A strip of opening allows the person inside to view out, views in would be near impossible. A floor to ceiling opening at the south end of the building in the hallway allows views of the site.

Entertainment Space
Similar to the shop, lighting for the entertainment space was difficult in that both sculptural and picture artworks would be on display. Rather than creating multiple rooms which would inhibit the free flow of viewing, once again the room was divided with pictures displayed on the right and sculptures on the left (as in the drawing).

Final Model - Photos 1

Photos of the final scheme in the sequence of travelling from King Street through to Lennox Street (building 1 -> building 2 -> building 3).

Comments are BELOW each photo:

Street facade.

"Alleyway" with gently inclined stairs. "Peep hole" window into large gallery space on left.

Clerestory windows on ground floor small picture gallery - light reflecting off ceiling; soft light.

Wall slot for wall-lighting small picture gallery on first floor.

Daylight diffusing ceiling over large art gallery space and balcony.

Contrast in relative sizes of "light slots" in small and large art gallery spaces (heights, widths).

Elevation of the building facing the central courtyard. Restricted natural light enters the building.

Final Model - Photos 2

External courtyard area with building elements tying the buildings to the site, and creating a sense of repetition.
Maintaining visual connection through the site with an opening running the full length of the roof and down the end walls. Lighting used for display of pictures on opposite wall.

Rear of building 2 aligned with lane way where deliveries/pick ups can be made.

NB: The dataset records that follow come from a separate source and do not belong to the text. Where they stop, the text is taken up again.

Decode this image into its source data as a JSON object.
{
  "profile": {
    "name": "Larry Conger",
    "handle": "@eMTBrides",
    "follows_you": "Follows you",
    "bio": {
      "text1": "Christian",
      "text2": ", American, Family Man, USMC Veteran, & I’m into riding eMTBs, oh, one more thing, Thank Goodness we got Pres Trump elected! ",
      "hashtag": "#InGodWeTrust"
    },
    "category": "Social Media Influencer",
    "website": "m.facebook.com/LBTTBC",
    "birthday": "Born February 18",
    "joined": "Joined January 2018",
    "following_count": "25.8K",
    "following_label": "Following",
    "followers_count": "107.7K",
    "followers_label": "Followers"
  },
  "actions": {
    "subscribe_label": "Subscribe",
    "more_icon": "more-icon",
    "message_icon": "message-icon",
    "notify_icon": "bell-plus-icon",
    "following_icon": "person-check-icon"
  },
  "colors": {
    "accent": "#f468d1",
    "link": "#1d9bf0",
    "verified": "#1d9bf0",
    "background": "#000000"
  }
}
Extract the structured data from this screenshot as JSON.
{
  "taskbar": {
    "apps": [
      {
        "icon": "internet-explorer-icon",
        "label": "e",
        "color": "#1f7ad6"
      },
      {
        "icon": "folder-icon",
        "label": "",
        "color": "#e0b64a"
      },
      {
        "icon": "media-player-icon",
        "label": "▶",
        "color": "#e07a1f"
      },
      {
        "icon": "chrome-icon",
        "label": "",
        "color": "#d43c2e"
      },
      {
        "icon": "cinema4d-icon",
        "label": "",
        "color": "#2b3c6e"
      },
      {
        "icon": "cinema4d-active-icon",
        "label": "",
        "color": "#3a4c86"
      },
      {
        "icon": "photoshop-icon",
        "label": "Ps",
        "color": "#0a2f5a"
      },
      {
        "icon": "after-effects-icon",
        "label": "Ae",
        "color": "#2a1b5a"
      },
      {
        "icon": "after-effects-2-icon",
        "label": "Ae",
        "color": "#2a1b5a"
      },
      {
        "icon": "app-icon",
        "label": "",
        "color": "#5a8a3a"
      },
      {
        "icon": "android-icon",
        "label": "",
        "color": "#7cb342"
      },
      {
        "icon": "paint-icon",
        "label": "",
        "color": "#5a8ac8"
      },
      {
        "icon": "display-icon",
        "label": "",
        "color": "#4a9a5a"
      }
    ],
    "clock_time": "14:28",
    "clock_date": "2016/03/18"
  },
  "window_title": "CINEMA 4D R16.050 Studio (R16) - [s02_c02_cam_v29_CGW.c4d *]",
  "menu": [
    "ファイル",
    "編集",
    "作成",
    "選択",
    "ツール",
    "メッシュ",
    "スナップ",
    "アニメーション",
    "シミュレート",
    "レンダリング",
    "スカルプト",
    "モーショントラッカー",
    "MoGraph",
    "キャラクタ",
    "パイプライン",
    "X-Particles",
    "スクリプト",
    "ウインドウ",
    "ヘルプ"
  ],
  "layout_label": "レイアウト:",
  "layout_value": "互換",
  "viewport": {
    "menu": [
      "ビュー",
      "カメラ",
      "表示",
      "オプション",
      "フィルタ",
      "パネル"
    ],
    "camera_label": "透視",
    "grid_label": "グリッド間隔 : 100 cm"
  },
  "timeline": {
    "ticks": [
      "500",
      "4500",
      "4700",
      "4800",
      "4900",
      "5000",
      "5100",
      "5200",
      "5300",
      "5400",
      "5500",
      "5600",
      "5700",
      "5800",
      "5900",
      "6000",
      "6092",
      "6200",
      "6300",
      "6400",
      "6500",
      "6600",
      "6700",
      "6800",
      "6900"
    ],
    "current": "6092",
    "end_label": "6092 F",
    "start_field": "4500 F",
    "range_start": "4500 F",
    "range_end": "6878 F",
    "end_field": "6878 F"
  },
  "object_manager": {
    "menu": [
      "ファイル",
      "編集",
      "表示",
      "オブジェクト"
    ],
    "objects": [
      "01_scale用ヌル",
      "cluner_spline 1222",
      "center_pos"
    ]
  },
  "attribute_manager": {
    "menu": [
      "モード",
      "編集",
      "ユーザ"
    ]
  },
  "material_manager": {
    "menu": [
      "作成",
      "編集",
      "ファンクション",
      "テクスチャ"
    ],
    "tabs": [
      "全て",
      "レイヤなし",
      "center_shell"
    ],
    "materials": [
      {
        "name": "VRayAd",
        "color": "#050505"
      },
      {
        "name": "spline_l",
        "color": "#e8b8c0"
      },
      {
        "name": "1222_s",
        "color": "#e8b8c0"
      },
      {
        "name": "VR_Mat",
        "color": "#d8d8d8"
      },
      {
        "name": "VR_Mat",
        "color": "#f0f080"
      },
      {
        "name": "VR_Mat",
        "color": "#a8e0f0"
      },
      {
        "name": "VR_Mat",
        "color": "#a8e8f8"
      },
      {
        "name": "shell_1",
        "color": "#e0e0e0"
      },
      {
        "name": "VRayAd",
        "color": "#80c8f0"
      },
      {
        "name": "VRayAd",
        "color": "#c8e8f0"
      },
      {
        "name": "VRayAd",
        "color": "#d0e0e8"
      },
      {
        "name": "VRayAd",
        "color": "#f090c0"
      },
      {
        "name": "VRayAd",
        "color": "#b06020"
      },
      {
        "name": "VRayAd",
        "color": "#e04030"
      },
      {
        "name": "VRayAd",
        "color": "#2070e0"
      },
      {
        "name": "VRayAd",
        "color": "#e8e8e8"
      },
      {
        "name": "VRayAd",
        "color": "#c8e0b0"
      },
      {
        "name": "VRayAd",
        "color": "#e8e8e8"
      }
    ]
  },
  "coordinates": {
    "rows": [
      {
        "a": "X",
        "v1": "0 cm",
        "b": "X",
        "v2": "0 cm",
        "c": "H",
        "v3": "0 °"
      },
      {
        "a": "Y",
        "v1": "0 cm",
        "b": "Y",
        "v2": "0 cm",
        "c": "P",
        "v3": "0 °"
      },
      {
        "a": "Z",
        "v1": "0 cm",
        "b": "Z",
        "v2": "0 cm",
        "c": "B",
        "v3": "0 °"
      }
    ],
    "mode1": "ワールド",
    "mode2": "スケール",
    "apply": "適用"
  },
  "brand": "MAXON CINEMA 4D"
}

Section through building 2. Storage on top.

"Two-way windows", framing views of sculpture works inside and artworks (graffiti) outside.

"Framed" artworks on exterior wall, opposite "two-way windows".

External courtyard area.

Large common walls with adjacent buildings can be seen from afar - murals.

East-facing curtain wall for workshop.

Section through building 3. Workshop on ground level, living/kitchen on first and entertainment on second.